Wirtschaftsstandort Vetschau/Spreewald

Der Wirtschaftsstandort Vetschau/Spreewald verfügt über erstklassige Voraussetzungen für die Ansiedlungen bzw. Erweiterungen von Unternehmen. Drei direkt neben der Autobahn liegende und erschlossene Industrie- und Gewerbegrundstücke bieten den nötigen Freiraum für das Erzeugen unternehmerischer Energie. Die gute Belegungsquote von über 70 Prozent ist eindeutiger Beleg dafür, dass der Standort von Unternehmen unterschiedlichster Branchen gut angenommen wird. Die Branchen Metall, Bau und Landwirtschaft/ Nahrungsmittel prägen die Unternehmenslandschaft der Stadt Vetschau besonders stark. Die Region bietet ein gut ausgebildetes und motiviertes Arbeitskräftepotenzial. An den Hochschulstandorten der BTU Cottbus-Senftenberg werden die Fach- und Führungskräfte ausgebildet, die Sie als Unternehmer zukünftig benötigen.

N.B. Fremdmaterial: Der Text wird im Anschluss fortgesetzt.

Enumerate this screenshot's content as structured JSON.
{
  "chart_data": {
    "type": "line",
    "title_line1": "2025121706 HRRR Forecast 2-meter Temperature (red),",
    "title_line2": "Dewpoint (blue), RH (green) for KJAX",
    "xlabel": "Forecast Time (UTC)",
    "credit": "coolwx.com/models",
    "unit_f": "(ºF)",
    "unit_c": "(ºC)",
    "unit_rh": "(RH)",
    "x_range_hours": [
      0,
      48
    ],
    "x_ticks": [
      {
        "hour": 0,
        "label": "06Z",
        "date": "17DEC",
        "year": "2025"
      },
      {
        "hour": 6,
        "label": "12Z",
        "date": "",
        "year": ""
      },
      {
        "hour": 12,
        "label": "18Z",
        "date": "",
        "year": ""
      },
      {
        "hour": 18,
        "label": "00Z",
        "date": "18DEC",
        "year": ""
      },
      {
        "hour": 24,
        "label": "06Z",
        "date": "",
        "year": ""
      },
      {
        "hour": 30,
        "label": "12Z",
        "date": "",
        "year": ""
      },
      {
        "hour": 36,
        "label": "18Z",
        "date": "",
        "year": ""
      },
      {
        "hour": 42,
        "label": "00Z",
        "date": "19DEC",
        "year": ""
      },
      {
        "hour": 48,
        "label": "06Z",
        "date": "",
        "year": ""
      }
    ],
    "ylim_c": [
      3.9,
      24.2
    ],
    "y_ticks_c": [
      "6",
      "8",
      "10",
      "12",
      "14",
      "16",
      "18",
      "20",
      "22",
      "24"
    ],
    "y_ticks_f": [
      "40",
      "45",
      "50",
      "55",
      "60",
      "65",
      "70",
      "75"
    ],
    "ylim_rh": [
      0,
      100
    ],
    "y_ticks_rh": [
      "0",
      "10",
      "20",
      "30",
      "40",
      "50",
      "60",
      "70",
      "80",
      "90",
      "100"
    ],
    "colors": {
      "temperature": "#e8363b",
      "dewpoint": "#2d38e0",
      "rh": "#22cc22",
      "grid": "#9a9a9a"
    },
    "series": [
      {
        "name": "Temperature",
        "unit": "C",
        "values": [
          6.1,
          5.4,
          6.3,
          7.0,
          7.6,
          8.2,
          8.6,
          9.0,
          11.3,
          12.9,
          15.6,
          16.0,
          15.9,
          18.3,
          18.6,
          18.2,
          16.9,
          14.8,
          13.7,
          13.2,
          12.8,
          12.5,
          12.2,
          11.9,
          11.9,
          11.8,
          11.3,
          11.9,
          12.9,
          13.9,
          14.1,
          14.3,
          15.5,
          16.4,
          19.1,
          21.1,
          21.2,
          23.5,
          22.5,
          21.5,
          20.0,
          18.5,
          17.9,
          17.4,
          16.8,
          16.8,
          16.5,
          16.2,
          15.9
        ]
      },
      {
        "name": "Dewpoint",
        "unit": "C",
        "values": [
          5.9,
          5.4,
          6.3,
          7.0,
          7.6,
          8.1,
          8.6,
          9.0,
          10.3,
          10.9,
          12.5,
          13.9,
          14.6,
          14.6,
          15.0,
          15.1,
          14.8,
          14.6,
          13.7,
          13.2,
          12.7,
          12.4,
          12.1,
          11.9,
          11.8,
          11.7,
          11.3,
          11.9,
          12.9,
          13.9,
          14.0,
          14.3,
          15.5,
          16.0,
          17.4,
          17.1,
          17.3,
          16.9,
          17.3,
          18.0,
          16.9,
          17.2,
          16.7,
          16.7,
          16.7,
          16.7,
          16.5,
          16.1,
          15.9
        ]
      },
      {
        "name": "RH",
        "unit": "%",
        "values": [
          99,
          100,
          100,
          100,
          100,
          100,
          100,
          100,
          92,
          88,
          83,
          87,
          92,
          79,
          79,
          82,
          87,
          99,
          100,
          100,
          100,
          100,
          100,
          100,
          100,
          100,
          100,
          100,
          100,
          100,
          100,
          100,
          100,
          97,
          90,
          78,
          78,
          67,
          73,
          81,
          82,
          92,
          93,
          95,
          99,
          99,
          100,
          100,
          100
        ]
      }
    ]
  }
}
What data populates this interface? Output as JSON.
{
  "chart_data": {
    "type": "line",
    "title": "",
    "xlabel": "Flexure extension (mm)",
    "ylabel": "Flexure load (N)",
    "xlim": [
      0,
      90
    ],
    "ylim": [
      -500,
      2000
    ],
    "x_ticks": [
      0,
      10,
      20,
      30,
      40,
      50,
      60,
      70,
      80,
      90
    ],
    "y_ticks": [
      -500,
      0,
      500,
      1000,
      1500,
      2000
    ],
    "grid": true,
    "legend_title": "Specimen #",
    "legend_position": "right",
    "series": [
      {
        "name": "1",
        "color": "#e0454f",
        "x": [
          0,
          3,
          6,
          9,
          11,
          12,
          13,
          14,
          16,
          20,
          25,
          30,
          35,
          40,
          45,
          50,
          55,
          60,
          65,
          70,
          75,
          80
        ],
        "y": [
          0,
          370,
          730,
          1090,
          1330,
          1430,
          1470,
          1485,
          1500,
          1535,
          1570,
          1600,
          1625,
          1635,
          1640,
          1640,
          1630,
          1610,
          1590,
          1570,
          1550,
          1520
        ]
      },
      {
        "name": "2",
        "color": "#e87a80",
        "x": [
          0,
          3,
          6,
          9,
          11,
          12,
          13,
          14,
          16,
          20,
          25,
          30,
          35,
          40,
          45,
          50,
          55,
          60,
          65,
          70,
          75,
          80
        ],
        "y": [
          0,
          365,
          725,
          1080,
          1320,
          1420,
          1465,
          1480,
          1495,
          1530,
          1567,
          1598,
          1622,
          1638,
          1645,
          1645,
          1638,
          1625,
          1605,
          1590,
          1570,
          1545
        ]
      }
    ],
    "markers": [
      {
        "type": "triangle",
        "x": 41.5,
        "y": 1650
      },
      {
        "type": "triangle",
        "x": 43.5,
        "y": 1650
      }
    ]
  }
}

Interessant ist auch ein kurzer Ausflug in die Vetschauer Wirtschaftsgeschichte: Vor 150 Jahren ist die Fabrik für Landwirtschaftsmaschinen vom Handwerksmeister August Lehnigk gegründet worden. Später wurden hier auch Flugzeugteile und Küchenherde hergestellt. Ab den Sechzigerjahren konzentrierte man sich dann auf die Produktion von Drehgestellen für Reisezüge, Schienenbusse oder Straßenbahnen, welche noch heute an Abnehmer aus Deutschland, Europa und der Welt verkauft werden.

Weltberühmt wurde auch der in Vetschau geborene Richard Hellmann. Er hatte sich im Spreewald und während seiner Ausbildung in Deutschland umfangreiche Kenntnisse in der Herstellung von Mayonnaise angeeignet. Seine von ihm produzierte Mayonnaise fand in Amerika viele Feinschmecker, er selbst wurde zu einem der reichsten Männer Amerikas. Hellmann’s Mayonnaise ist übrigens heute noch weltweit erhältlich.

Besonders geprägt wurde Vetschau durch den Bau des Braunkohlekraftwerkes. Nach der Schließung und dem Abriss des Kraftwerkes Mitte der Neunzigerjahre wurde das Gelände zum Industrie- und Technologiezentrum Spreewald (ITS) umgewandelt. Heute beherbergt das Gewerbegebiet zahlreiche Firmen insbesondere aus den Branchen Metall, Bau und Energie und ist bereits zu über 80 Prozent ausgelastet.